A suicide bomber blew himself up at a crowded army recruitment centre in Baghdad killing 59 people yesterday, officials said, as violence coinciding with the Muslim holy month of Ramadan raged across Iraq.

The attack, blamed on Al-Qaeda and the deadliest this year, wounded at least another 100 people and came a day after Iraq’s two main political parties suspended talks over the formation of a new government and as the US withdraws thousands of its soldiers from the country.

Britain and France led international condemnation of the attack, with Paris describing it as “cowardly” and London labelling it “unjustified and vicious”.

Iraqi Prime Minister Nuri al-Maliki ordered a high-level probe into the bombing, which Baghdad security spokesman Major General Qassim Atta blamed on Al-Qaeda.

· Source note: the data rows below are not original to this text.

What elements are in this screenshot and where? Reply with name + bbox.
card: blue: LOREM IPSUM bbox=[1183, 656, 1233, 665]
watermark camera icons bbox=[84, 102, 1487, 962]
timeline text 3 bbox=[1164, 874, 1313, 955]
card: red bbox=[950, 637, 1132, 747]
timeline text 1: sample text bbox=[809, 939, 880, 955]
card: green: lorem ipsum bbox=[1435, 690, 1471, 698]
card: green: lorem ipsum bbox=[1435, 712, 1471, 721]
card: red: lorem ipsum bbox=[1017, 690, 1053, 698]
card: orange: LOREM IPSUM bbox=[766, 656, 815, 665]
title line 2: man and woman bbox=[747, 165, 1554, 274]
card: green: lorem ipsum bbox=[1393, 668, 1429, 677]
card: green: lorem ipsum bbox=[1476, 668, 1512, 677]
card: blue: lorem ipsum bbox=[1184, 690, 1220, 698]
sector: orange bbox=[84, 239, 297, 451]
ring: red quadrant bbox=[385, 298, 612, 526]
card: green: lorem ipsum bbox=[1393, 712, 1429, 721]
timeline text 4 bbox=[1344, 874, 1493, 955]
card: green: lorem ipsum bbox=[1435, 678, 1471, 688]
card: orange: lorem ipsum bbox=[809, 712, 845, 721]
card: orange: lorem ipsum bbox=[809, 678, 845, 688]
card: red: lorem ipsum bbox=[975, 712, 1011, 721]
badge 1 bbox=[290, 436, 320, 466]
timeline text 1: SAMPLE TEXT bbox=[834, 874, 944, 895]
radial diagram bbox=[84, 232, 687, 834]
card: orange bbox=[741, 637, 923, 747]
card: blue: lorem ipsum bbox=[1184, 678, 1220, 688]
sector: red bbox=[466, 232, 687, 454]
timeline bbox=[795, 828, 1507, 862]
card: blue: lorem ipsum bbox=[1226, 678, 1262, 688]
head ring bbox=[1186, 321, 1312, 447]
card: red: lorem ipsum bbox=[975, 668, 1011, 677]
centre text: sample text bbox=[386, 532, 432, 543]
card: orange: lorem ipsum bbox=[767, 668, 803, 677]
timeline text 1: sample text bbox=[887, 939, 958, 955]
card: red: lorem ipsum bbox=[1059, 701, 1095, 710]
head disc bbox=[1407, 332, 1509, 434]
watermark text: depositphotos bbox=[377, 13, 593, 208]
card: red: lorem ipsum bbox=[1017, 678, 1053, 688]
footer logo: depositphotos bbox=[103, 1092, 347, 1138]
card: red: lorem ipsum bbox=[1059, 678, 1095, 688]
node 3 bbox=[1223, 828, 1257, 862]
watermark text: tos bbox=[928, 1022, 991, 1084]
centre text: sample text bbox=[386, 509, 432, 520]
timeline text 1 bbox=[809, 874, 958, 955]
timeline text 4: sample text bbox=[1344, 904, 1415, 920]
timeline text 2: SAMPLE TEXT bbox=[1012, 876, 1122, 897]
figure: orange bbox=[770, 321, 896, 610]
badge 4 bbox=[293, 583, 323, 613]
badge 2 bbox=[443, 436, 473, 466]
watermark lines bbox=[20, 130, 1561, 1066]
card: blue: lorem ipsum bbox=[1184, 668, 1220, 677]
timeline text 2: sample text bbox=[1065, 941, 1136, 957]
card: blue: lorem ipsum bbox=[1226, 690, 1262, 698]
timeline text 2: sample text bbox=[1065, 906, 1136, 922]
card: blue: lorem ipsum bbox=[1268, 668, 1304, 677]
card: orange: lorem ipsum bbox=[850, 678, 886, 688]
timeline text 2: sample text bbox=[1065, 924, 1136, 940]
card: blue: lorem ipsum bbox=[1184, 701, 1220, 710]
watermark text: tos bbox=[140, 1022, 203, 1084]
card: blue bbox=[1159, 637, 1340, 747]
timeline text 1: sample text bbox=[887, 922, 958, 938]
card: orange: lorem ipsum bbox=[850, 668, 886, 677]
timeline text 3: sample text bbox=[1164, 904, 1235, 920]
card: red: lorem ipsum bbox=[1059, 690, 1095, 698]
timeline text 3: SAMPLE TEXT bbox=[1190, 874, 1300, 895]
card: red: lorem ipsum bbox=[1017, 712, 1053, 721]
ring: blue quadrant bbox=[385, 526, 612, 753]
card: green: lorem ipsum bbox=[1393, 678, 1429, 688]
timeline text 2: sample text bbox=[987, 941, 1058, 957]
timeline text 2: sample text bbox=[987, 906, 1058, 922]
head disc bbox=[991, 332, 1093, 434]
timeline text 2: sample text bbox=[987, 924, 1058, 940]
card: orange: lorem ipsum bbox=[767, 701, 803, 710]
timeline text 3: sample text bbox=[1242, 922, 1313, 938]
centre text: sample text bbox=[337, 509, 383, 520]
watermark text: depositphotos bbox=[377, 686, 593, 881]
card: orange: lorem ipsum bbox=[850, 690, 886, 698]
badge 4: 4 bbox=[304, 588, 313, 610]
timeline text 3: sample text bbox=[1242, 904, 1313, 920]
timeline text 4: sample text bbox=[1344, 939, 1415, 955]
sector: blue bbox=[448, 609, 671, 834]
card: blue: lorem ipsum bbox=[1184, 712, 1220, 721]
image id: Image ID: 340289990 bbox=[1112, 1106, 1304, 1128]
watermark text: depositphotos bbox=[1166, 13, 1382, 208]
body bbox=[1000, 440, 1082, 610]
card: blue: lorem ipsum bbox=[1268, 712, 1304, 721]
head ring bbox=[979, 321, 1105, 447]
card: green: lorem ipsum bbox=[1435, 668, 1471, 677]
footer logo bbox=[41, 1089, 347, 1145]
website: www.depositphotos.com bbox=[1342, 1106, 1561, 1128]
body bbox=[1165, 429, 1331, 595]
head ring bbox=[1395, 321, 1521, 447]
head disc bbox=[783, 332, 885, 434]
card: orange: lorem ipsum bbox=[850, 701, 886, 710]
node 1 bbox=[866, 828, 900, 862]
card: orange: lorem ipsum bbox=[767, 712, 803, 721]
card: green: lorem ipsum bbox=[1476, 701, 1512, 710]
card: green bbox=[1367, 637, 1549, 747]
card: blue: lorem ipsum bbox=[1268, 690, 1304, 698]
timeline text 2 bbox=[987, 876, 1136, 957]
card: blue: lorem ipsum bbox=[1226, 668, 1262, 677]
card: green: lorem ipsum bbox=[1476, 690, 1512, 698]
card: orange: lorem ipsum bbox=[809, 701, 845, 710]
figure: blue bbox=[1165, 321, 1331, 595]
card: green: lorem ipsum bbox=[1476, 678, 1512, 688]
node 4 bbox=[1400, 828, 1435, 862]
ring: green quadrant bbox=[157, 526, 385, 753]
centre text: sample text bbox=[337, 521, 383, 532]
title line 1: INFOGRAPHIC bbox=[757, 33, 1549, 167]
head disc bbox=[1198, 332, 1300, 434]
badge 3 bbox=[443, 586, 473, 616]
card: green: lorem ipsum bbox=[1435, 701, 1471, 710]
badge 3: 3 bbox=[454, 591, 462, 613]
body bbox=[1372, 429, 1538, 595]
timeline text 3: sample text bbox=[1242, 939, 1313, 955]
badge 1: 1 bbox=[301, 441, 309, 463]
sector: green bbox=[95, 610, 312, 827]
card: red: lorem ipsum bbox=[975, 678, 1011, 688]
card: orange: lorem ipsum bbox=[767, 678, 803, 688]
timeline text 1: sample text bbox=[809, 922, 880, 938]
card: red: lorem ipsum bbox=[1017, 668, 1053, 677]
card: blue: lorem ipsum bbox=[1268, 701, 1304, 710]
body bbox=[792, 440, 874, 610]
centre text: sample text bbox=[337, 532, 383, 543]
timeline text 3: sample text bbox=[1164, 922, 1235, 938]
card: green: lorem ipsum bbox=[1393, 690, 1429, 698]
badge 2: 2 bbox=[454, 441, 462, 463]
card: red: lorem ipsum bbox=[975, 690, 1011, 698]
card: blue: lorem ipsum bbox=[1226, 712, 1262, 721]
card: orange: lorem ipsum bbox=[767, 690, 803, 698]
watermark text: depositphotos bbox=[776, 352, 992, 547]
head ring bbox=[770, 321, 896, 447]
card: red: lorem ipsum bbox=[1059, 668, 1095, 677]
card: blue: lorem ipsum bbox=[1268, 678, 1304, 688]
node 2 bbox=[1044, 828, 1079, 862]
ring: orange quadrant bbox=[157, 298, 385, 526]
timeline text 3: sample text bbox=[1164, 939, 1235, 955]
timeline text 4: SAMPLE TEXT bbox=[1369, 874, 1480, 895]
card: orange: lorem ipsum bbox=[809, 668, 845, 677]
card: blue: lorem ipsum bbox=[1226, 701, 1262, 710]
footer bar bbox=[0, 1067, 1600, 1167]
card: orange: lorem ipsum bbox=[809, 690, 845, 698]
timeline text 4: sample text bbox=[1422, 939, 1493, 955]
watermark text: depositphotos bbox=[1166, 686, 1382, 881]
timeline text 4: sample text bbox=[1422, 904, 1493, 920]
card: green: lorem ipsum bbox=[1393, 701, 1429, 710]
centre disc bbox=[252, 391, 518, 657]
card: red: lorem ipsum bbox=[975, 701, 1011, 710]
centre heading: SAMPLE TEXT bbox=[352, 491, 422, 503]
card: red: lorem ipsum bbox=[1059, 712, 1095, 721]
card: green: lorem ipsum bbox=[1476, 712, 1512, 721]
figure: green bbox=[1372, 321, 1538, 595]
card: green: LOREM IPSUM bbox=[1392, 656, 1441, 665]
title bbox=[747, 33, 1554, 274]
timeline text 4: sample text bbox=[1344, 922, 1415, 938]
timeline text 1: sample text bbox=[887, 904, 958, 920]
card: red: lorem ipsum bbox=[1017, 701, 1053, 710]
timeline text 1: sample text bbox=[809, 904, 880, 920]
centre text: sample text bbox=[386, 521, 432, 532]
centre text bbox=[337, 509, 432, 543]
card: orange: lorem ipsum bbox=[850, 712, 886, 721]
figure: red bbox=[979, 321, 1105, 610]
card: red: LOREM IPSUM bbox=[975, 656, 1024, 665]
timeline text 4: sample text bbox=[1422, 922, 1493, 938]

“The fingerprints of Al-Qaeda are very clear in this attack,” Major Atta told AFP. “You can see it in the timing, the circumstances, the target and the style of the attack – all the information indicates it was Al-Qaeda behind this.”

An official at Baghdad morgue put the death toll at 59, while a doctor at Medical City hospital, close to the scene of the attack, said they had received 125 wounded.

The bomber blew himself up around 7.30 a.m. (0430 GMT) at the centre, a former Ministry of Defence building that now houses a local security command, in the Baab al-Muatham neighbourhood in the heart of the capital.

An Interior Ministry official said the majority of the victims were prospective soldiers seeking to enlist on the last day of a week-long recruitment drive but that some troops who were protecting the compound were also hurt and killed.

A doctor at Medical City hospital, speaking on condition of anonymity, said several of the wounded remained in critical condition and added that most of the victims were “very young – less than 20 years old.”

Also yesterday, two separate bomb attacks against judges in Baghdad and the central city of Baquba left four of them wounded, security officials said.

The recruitment centre explosion was the bloodiest single attack here since December 8, when coordinated blasts in the capital killed 127 people, and recalls a spate of suicide bombings against army recruitment posts in 2006 and 2007, when Iraq’s insurgency was at its peak.